Покивали головами, повздыхали, зашуршали газетой, разрезая на ней стальной линейкой (ножа не было) сыр, хлеб и колбасу. Ну вытекла. Что же делать-то? Не умирать же теперь? Ещё есть. Наливай. Гостеву, чтобы не быть белой вороной, птицей больной и мокрой, пришлось тоже выпить.
– Ты сырком… сырком давай, – советовал ему Иван Петрович и в первый раз и во второй на закуску. Так оно вроде и хорошо пошло, не чуждо, по-людски стало.
– Ты к людям поближе будь.
– Я и так… близко.
Сплошные колени вокруг. Плотно так сидят. Ну ничего, всё по-людски вроде. Сыр, хлеб и колбаса. В самый раз. Линейка в крошках. Нормально. Колени и руки. Руки и запрокидывающиеся головы. Он перебрался за свой стол. Ничего. Вертел в руках чашку и разглядывал узоры. Всё в порядке. И с этой стороны цветы и с той. Как жарко! Эх, весна! На улицу бы! Хорошо, но мало, говорили вокруг, можно было бы ещё. Куда же ещё? Ещё идти. Куда идти? Здорово живёшь! Мужики, куда это он собрался? А так вроде бы ничего. Не, в самый раз. Ага, шмыгнул носом Гостев.
– Раньше, бывало, – вздыхал трезвый Витюшка, несколько грустный от того, что ему за рулём сидеть, Якова Борисовича везти, – когда я на погрузном работал, зайдёшь в перерыв в магазин… он напротив был… подойдёшь к девчатам знакомым и попросишь…

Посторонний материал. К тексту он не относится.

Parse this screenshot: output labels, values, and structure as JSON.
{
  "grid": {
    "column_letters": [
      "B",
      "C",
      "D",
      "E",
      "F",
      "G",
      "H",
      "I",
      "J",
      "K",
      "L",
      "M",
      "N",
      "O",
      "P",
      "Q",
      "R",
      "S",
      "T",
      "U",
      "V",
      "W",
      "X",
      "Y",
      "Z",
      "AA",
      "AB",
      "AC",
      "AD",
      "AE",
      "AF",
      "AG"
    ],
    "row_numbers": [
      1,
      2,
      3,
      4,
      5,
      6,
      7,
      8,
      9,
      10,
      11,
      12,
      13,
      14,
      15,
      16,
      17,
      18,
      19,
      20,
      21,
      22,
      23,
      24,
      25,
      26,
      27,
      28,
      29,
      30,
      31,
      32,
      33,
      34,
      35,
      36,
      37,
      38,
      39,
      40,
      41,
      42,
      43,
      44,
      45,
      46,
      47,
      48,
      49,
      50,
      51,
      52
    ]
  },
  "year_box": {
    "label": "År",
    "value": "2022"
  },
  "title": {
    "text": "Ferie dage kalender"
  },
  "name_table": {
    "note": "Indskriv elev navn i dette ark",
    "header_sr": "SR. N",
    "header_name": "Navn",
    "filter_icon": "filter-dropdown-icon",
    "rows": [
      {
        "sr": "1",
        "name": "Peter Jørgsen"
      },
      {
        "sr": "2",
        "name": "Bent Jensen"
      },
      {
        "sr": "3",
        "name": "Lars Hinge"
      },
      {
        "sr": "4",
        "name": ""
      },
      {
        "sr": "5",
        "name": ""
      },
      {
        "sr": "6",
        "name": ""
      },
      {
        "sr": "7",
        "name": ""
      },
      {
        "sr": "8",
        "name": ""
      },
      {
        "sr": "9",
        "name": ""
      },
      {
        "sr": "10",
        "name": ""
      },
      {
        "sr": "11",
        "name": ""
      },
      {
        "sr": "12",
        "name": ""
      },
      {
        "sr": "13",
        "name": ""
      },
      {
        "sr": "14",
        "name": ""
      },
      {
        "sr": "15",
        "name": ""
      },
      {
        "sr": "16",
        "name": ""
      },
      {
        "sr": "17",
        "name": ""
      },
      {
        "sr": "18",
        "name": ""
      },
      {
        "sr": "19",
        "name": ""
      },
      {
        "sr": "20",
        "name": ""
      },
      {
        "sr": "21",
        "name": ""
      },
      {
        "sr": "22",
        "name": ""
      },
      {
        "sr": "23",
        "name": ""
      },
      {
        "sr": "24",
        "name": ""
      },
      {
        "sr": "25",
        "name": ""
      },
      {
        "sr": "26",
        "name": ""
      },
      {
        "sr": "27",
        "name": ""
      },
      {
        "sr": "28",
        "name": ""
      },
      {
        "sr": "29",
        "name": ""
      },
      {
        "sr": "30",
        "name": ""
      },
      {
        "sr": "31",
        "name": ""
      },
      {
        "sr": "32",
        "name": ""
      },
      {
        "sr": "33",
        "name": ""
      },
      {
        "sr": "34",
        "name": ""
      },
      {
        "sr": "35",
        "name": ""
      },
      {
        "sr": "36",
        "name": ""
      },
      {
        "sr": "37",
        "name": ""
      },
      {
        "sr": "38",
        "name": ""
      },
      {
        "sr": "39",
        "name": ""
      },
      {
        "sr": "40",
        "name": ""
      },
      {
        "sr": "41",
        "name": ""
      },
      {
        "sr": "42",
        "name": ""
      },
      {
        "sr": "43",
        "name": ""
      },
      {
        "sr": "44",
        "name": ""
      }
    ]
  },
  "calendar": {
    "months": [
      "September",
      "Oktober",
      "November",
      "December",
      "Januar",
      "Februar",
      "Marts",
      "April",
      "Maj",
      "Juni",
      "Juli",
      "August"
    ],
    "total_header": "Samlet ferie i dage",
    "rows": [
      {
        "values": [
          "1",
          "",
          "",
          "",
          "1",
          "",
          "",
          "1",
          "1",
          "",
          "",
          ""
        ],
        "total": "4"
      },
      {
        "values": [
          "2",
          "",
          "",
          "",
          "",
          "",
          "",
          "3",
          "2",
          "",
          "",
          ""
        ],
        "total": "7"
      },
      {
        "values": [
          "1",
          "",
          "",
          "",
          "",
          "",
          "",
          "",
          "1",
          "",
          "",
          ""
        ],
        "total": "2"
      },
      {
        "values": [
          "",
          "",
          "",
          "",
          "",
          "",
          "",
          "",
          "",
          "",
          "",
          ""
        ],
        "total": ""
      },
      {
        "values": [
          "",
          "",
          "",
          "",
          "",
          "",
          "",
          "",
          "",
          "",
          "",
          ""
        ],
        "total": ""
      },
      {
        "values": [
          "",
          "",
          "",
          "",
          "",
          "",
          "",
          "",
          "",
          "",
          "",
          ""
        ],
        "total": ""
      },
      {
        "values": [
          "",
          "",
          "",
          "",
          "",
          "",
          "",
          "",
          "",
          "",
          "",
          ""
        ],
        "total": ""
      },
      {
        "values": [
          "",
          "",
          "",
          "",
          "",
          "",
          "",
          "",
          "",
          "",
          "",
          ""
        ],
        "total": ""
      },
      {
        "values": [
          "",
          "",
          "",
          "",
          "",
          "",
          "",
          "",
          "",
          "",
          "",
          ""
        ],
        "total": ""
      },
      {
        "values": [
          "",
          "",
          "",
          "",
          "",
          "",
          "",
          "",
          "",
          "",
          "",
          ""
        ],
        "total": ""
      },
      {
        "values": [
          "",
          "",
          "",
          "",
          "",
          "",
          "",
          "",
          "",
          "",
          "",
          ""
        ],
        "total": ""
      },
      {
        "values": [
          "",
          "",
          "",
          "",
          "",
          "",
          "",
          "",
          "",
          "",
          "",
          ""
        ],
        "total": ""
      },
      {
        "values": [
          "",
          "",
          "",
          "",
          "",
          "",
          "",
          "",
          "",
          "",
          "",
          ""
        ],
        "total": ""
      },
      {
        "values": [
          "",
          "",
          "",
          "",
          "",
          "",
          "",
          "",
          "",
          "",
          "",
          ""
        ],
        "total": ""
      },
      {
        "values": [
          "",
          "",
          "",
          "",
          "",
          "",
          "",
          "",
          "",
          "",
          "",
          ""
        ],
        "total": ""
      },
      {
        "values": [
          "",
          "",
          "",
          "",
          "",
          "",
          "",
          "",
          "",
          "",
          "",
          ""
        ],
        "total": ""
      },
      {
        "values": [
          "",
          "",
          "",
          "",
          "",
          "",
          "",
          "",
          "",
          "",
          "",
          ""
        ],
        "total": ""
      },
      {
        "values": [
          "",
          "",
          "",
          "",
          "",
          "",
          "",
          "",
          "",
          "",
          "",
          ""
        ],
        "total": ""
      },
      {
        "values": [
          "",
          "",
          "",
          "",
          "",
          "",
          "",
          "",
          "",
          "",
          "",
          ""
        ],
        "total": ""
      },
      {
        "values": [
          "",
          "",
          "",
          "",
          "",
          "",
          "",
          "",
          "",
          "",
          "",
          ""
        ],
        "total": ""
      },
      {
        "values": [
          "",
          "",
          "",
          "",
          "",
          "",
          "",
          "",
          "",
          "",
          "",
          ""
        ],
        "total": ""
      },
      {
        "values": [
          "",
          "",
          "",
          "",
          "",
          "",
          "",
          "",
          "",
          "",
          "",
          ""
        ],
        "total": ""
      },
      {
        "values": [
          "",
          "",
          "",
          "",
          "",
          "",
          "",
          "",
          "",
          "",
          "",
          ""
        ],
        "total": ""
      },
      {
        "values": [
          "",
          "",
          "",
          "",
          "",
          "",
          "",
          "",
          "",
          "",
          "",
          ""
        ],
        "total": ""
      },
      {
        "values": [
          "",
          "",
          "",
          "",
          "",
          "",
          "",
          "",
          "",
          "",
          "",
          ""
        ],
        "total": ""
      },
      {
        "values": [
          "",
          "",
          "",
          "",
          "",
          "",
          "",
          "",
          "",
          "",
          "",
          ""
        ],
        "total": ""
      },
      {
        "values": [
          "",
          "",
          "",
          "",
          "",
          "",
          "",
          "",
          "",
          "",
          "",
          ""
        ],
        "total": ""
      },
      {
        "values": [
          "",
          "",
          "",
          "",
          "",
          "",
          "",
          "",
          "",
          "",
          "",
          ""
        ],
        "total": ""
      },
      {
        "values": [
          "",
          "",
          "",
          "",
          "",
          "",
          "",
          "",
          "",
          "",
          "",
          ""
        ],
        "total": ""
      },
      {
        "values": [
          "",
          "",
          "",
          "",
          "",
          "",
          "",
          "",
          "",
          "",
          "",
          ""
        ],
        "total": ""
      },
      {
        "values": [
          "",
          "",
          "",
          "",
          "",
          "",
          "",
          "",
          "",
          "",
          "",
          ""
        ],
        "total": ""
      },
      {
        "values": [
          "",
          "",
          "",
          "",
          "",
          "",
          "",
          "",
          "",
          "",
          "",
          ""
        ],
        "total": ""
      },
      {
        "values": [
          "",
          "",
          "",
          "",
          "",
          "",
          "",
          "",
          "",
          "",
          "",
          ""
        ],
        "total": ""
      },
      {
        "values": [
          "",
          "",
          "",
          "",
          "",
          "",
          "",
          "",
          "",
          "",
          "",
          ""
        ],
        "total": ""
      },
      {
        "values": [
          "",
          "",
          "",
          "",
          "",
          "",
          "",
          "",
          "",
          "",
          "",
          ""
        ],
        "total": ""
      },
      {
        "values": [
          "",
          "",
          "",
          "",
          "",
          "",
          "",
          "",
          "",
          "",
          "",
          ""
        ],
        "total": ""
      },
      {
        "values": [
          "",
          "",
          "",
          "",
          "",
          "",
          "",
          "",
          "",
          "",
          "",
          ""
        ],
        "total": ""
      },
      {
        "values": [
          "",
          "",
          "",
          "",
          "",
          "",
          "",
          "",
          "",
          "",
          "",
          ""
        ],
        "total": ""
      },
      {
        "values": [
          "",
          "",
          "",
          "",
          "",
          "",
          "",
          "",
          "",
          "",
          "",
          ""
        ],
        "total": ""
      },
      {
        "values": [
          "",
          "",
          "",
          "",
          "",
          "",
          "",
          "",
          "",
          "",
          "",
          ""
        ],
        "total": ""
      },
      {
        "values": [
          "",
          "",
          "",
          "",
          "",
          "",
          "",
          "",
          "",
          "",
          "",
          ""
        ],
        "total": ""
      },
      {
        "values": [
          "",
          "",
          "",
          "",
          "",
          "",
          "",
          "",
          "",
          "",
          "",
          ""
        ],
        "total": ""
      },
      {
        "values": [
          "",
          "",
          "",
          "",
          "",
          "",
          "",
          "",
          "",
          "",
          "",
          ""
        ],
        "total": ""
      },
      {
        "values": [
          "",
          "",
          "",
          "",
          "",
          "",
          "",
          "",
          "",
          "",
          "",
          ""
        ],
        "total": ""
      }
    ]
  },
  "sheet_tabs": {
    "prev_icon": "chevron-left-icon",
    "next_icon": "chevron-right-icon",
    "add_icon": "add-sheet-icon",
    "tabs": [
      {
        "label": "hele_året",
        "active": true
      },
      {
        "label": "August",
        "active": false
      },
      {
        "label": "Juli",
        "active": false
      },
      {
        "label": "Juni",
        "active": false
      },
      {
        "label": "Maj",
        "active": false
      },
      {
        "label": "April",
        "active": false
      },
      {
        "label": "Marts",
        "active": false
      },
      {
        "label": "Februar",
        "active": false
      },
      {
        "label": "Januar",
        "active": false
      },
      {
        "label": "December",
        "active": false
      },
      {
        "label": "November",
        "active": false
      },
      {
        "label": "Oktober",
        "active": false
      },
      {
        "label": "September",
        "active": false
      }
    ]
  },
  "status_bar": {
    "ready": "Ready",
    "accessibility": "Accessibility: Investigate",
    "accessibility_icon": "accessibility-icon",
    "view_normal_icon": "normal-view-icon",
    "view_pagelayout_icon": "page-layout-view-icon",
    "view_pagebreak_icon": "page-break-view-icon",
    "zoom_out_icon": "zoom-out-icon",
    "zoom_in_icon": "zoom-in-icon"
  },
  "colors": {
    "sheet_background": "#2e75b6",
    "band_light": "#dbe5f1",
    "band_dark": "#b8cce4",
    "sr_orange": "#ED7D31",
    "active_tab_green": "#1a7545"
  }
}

– Ящик, пожалуйста, – подсказал смешливый Шестигранник. Гостев за столом. А тут вот как: выйти уже не получится. Тут вроде неплохо. Самого себя вытащить за волосы Гостев не мог, и он продолжал сидеть, почему-то со сдвинутыми коленями, вспотевший, раскрасневшийся, словно его теснили. Снова шмыгнул носом. Один в поле не воин, один и у каши загинет, одной рукой и узла не завяжешь. Но, впрочем, и одна речь ещё не пословица. Это он у своей бабушки набрался. А тут другого набрался. Ближе надо быть. Сошлись потоки. Хотя немного выпил. Чашка в руках. За волосы, мокрые волосы. А как же ты хотел? Не ожидал? В самый раз, для настроения. Снова цветы и цветы. Целый розарий. И так тебе пожалуйста, и так.

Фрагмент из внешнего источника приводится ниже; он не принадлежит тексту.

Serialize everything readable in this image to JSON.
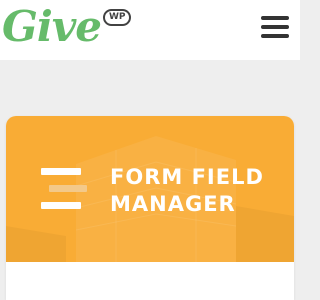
{
  "header": {
    "logo_text": "Give",
    "logo_badge": "WP",
    "menu_icon": "hamburger-menu-icon"
  },
  "colors": {
    "brand_green": "#66bb6a",
    "banner_orange": "#f9ac35",
    "page_bg": "#eeeeee"
  },
  "card": {
    "title_line1": "FORM FIELD",
    "title_line2": "MANAGER",
    "icon": "form-fields-icon"
  }
}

– … А потом на стройку зашли. Вот… Огляделись. Всё вроде ничего вокруг, тихо. И только я бутылку из куртки достаю – тут орлы в фуражках как поналетели!..
– С автоматами…
– Я же не шутки рассказываю, – обиделся Витюшка.

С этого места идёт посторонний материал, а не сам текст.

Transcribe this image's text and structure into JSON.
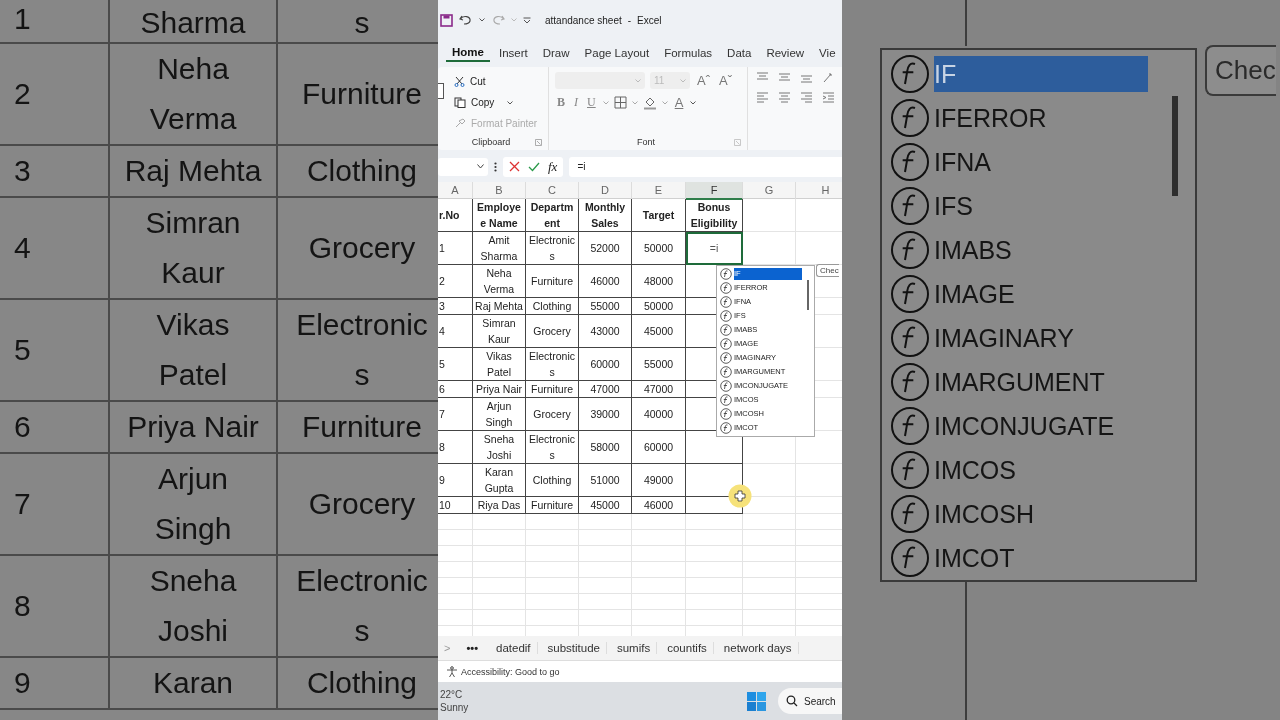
{
  "background_left": {
    "rows": [
      {
        "number": "1",
        "name": [
          "Sharma"
        ],
        "department": [
          "s"
        ]
      },
      {
        "number": "2",
        "name": [
          "Neha",
          "Verma"
        ],
        "department": [
          "Furniture"
        ]
      },
      {
        "number": "3",
        "name": [
          "Raj Mehta"
        ],
        "department": [
          "Clothing"
        ]
      },
      {
        "number": "4",
        "name": [
          "Simran",
          "Kaur"
        ],
        "department": [
          "Grocery"
        ]
      },
      {
        "number": "5",
        "name": [
          "Vikas",
          "Patel"
        ],
        "department": [
          "Electronic",
          "s"
        ]
      },
      {
        "number": "6",
        "name": [
          "Priya Nair"
        ],
        "department": [
          "Furniture"
        ]
      },
      {
        "number": "7",
        "name": [
          "Arjun",
          "Singh"
        ],
        "department": [
          "Grocery"
        ]
      },
      {
        "number": "8",
        "name": [
          "Sneha",
          "Joshi"
        ],
        "department": [
          "Electronic",
          "s"
        ]
      },
      {
        "number": "9",
        "name": [
          "Karan"
        ],
        "department": [
          "Clothing"
        ]
      }
    ]
  },
  "window": {
    "title": "attandance sheet",
    "separator": "-",
    "app": "Excel"
  },
  "ribbon_tabs": [
    {
      "label": "Home",
      "selected": true
    },
    {
      "label": "Insert",
      "selected": false
    },
    {
      "label": "Draw",
      "selected": false
    },
    {
      "label": "Page Layout",
      "selected": false
    },
    {
      "label": "Formulas",
      "selected": false
    },
    {
      "label": "Data",
      "selected": false
    },
    {
      "label": "Review",
      "selected": false
    },
    {
      "label": "Vie",
      "selected": false
    }
  ],
  "clipboard": {
    "items": [
      {
        "kind": "cut",
        "label": "Cut",
        "disabled": false
      },
      {
        "kind": "copy",
        "label": "Copy",
        "disabled": false
      },
      {
        "kind": "painter",
        "label": "Format Painter",
        "disabled": true
      }
    ],
    "label": "Clipboard"
  },
  "font": {
    "size": "11",
    "grow": "Aˆ",
    "shrink": "Aˇ",
    "styles": [
      "B",
      "I",
      "U"
    ],
    "color_letter": "A",
    "label": "Font"
  },
  "formula_bar": {
    "insert_function": "fx",
    "value": "=i"
  },
  "sheet": {
    "columns": [
      {
        "label": "A",
        "selected": false
      },
      {
        "label": "B",
        "selected": false
      },
      {
        "label": "C",
        "selected": false
      },
      {
        "label": "D",
        "selected": false
      },
      {
        "label": "E",
        "selected": false
      },
      {
        "label": "F",
        "selected": true
      },
      {
        "label": "G",
        "selected": false
      },
      {
        "label": "H",
        "selected": false
      }
    ],
    "rows": [
      {
        "header": true,
        "active": false,
        "cells": [
          [
            "r.No"
          ],
          [
            "Employe",
            "e Name"
          ],
          [
            "Departm",
            "ent"
          ],
          [
            "Monthly",
            "Sales"
          ],
          [
            "Target"
          ],
          [
            "Bonus",
            "Eligibility"
          ]
        ]
      },
      {
        "header": false,
        "active": true,
        "cells": [
          [
            "1"
          ],
          [
            "Amit",
            "Sharma"
          ],
          [
            "Electronic",
            "s"
          ],
          [
            "52000"
          ],
          [
            "50000"
          ],
          [
            "=i"
          ]
        ]
      },
      {
        "header": false,
        "active": false,
        "cells": [
          [
            "2"
          ],
          [
            "Neha",
            "Verma"
          ],
          [
            "Furniture"
          ],
          [
            "46000"
          ],
          [
            "48000"
          ]
        ]
      },
      {
        "header": false,
        "active": false,
        "cells": [
          [
            "3"
          ],
          [
            "Raj Mehta"
          ],
          [
            "Clothing"
          ],
          [
            "55000"
          ],
          [
            "50000"
          ]
        ]
      },
      {
        "header": false,
        "active": false,
        "cells": [
          [
            "4"
          ],
          [
            "Simran",
            "Kaur"
          ],
          [
            "Grocery"
          ],
          [
            "43000"
          ],
          [
            "45000"
          ]
        ]
      },
      {
        "header": false,
        "active": false,
        "cells": [
          [
            "5"
          ],
          [
            "Vikas",
            "Patel"
          ],
          [
            "Electronic",
            "s"
          ],
          [
            "60000"
          ],
          [
            "55000"
          ]
        ]
      },
      {
        "header": false,
        "active": false,
        "cells": [
          [
            "6"
          ],
          [
            "Priya Nair"
          ],
          [
            "Furniture"
          ],
          [
            "47000"
          ],
          [
            "47000"
          ]
        ]
      },
      {
        "header": false,
        "active": false,
        "cells": [
          [
            "7"
          ],
          [
            "Arjun",
            "Singh"
          ],
          [
            "Grocery"
          ],
          [
            "39000"
          ],
          [
            "40000"
          ]
        ]
      },
      {
        "header": false,
        "active": false,
        "cells": [
          [
            "8"
          ],
          [
            "Sneha",
            "Joshi"
          ],
          [
            "Electronic",
            "s"
          ],
          [
            "58000"
          ],
          [
            "60000"
          ]
        ]
      },
      {
        "header": false,
        "active": false,
        "cells": [
          [
            "9"
          ],
          [
            "Karan",
            "Gupta"
          ],
          [
            "Clothing"
          ],
          [
            "51000"
          ],
          [
            "49000"
          ]
        ]
      },
      {
        "header": false,
        "active": false,
        "cells": [
          [
            "10"
          ],
          [
            "Riya Das"
          ],
          [
            "Furniture"
          ],
          [
            "45000"
          ],
          [
            "46000"
          ]
        ]
      }
    ]
  },
  "autocomplete": {
    "items": [
      {
        "label": "IF",
        "selected": true
      },
      {
        "label": "IFERROR",
        "selected": false
      },
      {
        "label": "IFNA",
        "selected": false
      },
      {
        "label": "IFS",
        "selected": false
      },
      {
        "label": "IMABS",
        "selected": false
      },
      {
        "label": "IMAGE",
        "selected": false
      },
      {
        "label": "IMAGINARY",
        "selected": false
      },
      {
        "label": "IMARGUMENT",
        "selected": false
      },
      {
        "label": "IMCONJUGATE",
        "selected": false
      },
      {
        "label": "IMCOS",
        "selected": false
      },
      {
        "label": "IMCOSH",
        "selected": false
      },
      {
        "label": "IMCOT",
        "selected": false
      }
    ],
    "tooltip": "Chec"
  },
  "sheet_tabs": {
    "next": ">",
    "more": "•••",
    "tabs": [
      "datedif",
      "substitude",
      "sumifs",
      "countifs",
      "network days"
    ]
  },
  "status_bar": {
    "accessibility": "Accessibility: Good to go"
  },
  "taskbar": {
    "temperature": "22°C",
    "weather": "Sunny",
    "search": "Search"
  },
  "background_right": {
    "items": [
      {
        "label": "IF",
        "selected": true
      },
      {
        "label": "IFERROR",
        "selected": false
      },
      {
        "label": "IFNA",
        "selected": false
      },
      {
        "label": "IFS",
        "selected": false
      },
      {
        "label": "IMABS",
        "selected": false
      },
      {
        "label": "IMAGE",
        "selected": false
      },
      {
        "label": "IMAGINARY",
        "selected": false
      },
      {
        "label": "IMARGUMENT",
        "selected": false
      },
      {
        "label": "IMCONJUGATE",
        "selected": false
      },
      {
        "label": "IMCOS",
        "selected": false
      },
      {
        "label": "IMCOSH",
        "selected": false
      },
      {
        "label": "IMCOT",
        "selected": false
      }
    ],
    "tooltip": "Chec"
  }
}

– Как начали всех крошить, – сообщал хладнокровный Шестигранник.
И так, и этак. Да, за столом. 6-40 и 7-32. Книга в ящике стола. И вот сидит он за столом и уже слушает тайный голос внутри себя, более сильный, более звучный, чем те голоса, что давились вокруг него в споре, падали, оскорблённые, и снова вставали, бежали скороговоркой, спотыкаясь о стул, или протяжно ныли на одной беспомощной ноте, не в силах двигаться дальше. Тайный голос одному ему был слышен, он пел в тайной же октаве. А-а-а… У-у-у… Ага. Вспоминать. Вспоминать, как говорят. Как думают. Как он говорил с ней. О чём. Тогда ему показалось, что в разговоре с ней слова должны иметь другую ценность, отличную, скажем, от его разговора в отделе. С ней была совершенно иная ситуация, и потому его «нет» или «да» – самые простейшие выражения, а ещё «может быть», «конечно» – всё же несли на себе отпечаток той обычной его незаинтересованности и тем самым наводили на него уныние, с которым он в силах был справиться только если бы заговорил вдруг на японском или каком-нибудь другом языке, чем немало бы удивил не подозревавшую о таких его сомнениях Ларису. Хорошо ещё, что он не говорил «ага» вместо «да». Вот так. Словно он вынужден употреблять те же слова, что мог ляпнуть и Ага ни к селу, ни к городу. Сравнялись. Теперь и он говорит «ага». Но что будет с ними дальше? И придёт ли она на демонстрацию?
– Да ладно, мужики, успокойтесь!
– Ты же меня оскорбил! – вспыхнул Витюшка.
– Я? – удивился Шестигранник.
– Ты же насмехался надо мной!
– Вот ещё… За стул зачем-то схватился.
– Я?
– Начал размахивать.
– Так ты же мне!..
– Я тебе про стул ничего не говорил, – тихо заметил Шестигранник.
Вдруг дёрнулась дверь, в отдел вошёл Шкловский, и тут всё стихло. Гостев очнулся и увидел вот что: кепчатый с Иваном Петровичем застыли, удерживая Витюшку перед Шестигранником, причём все повернули головы в сторону двери: сцена была завязана, развёрнута, – борьба и бегство, немного присев, скучившись, пригнувшись, глазами наверх, с опаской, с вывернутой шеей, так что на память сразу приходила картина «Последний день Помпеи» с исходящим от неё ощущением близкой опасности и тревоги. Но небеса не разверзлись.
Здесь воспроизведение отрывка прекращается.